Agence Ecofin : Sur les perspectives économiques d'octobre 2024 pour l'Afrique subsaharienne, quelles sont les améliorations que vous relevez depuis le mois d'avril dernier et quels sont les points où vous pensez qu'il y a encore des marges de progression ?
Antonio David : Les perspectives économiques pour l'Afrique s'améliorent petit à petit. Certains changements dans les politiques économiques commencent à montrer des résultats positifs. Par exemple, on observe une diminution de certains déséquilibres économiques, comme l'inflation, qui baisse dans plusieurs pays. Environ la moitié des pays affichent déjà des taux d'inflation plus acceptables.
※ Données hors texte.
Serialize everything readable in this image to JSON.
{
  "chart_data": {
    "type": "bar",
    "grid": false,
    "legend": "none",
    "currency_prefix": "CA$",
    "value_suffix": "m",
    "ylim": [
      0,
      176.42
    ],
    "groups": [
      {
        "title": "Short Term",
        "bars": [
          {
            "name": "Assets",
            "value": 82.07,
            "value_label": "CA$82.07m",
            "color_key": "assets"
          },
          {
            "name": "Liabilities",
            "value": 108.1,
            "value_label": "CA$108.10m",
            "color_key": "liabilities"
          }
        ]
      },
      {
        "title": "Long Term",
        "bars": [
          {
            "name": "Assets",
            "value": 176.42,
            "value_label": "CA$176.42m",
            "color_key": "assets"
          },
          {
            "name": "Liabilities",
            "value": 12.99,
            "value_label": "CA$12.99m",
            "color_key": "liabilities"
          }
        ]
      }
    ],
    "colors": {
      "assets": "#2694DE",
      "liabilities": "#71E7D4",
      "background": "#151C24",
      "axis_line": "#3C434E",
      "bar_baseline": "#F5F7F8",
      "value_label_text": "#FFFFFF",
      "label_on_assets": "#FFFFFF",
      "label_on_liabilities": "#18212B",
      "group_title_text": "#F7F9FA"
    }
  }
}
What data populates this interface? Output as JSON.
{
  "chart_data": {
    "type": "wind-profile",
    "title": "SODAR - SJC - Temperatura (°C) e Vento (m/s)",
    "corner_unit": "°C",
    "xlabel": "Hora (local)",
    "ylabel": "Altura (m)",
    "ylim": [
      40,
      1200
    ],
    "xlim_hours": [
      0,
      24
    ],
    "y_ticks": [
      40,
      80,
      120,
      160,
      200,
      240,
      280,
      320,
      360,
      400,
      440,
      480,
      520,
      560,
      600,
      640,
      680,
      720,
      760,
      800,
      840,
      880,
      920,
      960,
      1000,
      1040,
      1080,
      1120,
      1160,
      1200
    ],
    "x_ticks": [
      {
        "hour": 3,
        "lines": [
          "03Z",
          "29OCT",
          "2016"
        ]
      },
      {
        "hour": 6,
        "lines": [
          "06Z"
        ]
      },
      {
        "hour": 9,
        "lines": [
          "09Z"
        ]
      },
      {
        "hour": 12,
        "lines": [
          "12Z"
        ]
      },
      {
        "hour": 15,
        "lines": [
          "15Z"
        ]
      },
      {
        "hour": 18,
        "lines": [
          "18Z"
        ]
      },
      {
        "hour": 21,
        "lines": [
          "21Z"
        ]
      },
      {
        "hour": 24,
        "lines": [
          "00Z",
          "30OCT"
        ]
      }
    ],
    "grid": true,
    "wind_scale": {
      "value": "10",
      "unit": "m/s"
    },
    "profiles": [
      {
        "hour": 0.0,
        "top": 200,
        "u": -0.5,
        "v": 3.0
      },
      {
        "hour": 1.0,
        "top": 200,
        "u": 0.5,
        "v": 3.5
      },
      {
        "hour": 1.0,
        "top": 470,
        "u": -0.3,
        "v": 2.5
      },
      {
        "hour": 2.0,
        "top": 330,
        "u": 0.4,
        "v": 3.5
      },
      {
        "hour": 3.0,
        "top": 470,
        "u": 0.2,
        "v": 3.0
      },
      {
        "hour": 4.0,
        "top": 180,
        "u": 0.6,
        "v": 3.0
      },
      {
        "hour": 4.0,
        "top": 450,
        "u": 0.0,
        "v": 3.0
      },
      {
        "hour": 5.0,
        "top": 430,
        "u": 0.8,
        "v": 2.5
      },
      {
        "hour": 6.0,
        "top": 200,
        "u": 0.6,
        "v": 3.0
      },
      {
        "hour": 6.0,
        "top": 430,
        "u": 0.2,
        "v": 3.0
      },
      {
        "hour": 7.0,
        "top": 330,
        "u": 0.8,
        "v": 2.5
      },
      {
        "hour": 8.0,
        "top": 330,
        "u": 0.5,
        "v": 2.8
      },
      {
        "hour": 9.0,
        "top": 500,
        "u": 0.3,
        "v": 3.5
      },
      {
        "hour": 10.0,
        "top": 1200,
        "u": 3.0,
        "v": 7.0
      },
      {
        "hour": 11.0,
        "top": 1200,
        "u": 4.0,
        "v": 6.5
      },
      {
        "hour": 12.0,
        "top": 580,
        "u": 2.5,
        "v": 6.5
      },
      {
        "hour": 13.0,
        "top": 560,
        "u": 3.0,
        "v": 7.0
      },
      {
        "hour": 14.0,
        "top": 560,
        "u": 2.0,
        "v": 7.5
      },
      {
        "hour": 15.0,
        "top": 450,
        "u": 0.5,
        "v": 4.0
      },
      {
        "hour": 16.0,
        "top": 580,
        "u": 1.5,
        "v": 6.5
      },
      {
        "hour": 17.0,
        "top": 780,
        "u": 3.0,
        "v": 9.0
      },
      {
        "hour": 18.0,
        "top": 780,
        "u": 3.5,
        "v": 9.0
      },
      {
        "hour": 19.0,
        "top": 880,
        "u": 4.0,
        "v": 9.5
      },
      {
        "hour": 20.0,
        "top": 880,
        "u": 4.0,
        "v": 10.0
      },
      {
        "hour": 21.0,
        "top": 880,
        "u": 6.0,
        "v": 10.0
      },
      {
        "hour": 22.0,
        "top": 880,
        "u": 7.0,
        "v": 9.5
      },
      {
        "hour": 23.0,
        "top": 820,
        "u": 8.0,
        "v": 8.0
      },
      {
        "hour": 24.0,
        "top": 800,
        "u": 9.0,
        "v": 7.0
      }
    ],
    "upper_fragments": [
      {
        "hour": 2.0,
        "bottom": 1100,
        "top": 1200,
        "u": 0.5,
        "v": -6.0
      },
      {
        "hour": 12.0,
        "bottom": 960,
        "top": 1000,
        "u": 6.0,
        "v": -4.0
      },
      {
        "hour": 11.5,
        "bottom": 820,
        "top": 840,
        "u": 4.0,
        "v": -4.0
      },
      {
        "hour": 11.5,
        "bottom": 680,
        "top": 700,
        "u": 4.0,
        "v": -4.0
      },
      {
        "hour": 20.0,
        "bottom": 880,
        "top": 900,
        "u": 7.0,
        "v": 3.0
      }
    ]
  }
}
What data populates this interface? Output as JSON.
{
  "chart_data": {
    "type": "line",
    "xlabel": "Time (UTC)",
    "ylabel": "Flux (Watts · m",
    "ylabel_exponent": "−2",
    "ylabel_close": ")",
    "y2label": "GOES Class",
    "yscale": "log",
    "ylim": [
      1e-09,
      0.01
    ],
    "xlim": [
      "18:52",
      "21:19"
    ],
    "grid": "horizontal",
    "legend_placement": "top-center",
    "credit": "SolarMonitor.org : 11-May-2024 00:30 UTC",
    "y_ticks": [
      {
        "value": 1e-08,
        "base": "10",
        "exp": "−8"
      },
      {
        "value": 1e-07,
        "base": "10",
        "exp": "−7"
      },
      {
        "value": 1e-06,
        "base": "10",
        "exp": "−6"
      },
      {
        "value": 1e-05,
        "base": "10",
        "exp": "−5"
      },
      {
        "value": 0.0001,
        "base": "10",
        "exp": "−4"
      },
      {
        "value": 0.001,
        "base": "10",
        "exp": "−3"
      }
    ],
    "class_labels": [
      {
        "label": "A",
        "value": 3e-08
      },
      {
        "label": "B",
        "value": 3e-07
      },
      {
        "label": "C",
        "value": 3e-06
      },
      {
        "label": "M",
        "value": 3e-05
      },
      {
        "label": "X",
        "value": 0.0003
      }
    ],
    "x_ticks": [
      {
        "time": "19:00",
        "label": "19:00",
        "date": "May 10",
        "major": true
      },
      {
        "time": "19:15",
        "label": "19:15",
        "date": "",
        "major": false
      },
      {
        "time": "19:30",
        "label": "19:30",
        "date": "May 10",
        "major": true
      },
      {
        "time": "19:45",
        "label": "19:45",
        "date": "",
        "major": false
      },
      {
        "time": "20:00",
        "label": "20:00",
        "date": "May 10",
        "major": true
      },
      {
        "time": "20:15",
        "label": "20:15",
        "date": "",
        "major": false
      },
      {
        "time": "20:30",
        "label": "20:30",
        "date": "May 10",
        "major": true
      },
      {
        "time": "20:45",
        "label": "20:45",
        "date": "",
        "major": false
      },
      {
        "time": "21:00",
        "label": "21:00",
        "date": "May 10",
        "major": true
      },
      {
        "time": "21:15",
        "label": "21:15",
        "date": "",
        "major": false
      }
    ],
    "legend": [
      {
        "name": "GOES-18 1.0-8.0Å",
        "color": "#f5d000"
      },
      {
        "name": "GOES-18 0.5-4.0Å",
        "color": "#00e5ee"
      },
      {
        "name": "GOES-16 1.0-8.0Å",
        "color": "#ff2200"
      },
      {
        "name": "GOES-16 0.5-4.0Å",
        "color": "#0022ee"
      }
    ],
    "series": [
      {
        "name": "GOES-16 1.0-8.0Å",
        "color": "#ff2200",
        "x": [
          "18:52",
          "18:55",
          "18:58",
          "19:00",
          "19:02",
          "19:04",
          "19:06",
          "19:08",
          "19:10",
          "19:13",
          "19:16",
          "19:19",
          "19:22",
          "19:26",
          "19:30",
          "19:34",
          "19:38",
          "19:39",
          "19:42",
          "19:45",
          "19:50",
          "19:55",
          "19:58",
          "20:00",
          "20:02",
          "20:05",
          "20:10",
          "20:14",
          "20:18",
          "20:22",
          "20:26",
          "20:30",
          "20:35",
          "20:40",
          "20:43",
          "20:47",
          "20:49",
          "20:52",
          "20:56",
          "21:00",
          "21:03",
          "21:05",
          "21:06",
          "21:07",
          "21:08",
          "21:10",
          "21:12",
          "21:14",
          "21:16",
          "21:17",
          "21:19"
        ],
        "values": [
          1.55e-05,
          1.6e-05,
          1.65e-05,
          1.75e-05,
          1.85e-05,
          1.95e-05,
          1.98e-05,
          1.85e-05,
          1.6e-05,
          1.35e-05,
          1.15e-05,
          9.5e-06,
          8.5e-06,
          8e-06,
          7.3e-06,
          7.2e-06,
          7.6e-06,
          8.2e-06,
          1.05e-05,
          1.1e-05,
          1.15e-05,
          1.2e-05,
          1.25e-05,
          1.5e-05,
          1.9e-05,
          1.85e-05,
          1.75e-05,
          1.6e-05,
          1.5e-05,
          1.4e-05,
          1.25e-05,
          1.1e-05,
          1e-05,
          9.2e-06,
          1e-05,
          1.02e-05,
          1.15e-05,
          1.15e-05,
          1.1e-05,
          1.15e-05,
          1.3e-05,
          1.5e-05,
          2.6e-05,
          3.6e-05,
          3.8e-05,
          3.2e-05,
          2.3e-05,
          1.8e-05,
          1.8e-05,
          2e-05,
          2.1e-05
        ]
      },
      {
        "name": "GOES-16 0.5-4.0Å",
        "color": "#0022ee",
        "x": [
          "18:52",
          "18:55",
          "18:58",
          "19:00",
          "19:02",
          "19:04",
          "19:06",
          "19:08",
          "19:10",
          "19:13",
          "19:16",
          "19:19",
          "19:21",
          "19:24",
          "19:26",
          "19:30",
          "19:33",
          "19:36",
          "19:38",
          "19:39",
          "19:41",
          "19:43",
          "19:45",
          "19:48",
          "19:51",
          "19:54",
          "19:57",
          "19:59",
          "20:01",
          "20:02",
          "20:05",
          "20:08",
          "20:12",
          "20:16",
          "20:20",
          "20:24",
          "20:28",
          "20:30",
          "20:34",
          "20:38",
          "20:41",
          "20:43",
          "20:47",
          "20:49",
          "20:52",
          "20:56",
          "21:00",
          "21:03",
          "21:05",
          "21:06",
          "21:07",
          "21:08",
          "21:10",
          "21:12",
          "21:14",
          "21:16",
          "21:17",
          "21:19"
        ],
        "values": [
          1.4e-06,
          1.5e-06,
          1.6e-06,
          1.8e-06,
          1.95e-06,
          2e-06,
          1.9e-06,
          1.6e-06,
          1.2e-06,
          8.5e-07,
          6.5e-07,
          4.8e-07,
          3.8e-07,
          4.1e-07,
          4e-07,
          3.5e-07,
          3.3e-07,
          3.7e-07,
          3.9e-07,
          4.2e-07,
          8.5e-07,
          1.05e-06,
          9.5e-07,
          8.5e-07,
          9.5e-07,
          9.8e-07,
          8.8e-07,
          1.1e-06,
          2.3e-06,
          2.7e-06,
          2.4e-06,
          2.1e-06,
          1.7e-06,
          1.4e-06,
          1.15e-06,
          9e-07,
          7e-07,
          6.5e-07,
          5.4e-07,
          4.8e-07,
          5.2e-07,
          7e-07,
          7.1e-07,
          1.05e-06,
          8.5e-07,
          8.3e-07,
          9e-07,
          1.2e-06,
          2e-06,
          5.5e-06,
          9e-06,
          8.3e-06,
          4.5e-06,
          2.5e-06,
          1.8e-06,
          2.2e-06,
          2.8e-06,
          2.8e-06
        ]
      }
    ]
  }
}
En 2023, de nombreux pays ont également fait des efforts pour mieux gérer leurs finances publiques : environ deux tiers des pays ont pris des mesures pour consolider leur budget.
Grâce à ces efforts, le niveau de la dette s'est stabilisé, même s'il reste élevé, à environ 58 % du PIB. Cependant, la bonne nouvelle est que la dette ne continue pas à augmenter.
Certains pays africains ont pu accéder au marché des euro-obligations, comme le Cameroun en juillet. Du côté des échanges extérieurs, on prévoit également une légère amélioration du déficit du compte courant en 2024, qui passerait de 4,2 % du PIB à 4,3 % pour les pays africains typiques. Cependant, malgré ces progrès, il reste des vulnérabilités, qui varient selon les pays. Comme vous le savez, l'Afrique est un continent très diversifié, avec des situations différentes selon les pays. Dans un tiers des pays, comme l'Angola, l'Algérie et l'Éthiopie, l'inflation reste encore élevée, avec des taux à deux chiffres.
En général, les pays de la région ont une faible capacité à rembourser leur dette. Un indicateur clé à surveiller est le rapport entre les intérêts de la dette et les revenus fiscaux. Ce ratio est en moyenne de 12 % pour les pays africains, mais dans un quart des pays, il atteint 20 %, un niveau assez élevé qui montre des tensions budgétaires. De plus, les réserves de devises des pays sont souvent insuffisantes, couvrant moins de trois mois d'importations.
Agence Ecofin : Et comment se présentent globalement les perspectives ?
Antonio David : En 2025, on espère une légère accélération de la croissance économique, autour de 4,4 %. C’est mieux que les taux observés en 2024 et 2023, mais cela reste insuffisant pour vraiment réduire la pauvreté ou rattraper les pays plus riches et les marchés émergents. Selon nos prévisions, les efforts pour équilibrer les budgets continueront en 2025, avec un ajustement d'environ 0,6 % du PIB, réparti entre l'augmentation des revenus et la réduction des dépenses.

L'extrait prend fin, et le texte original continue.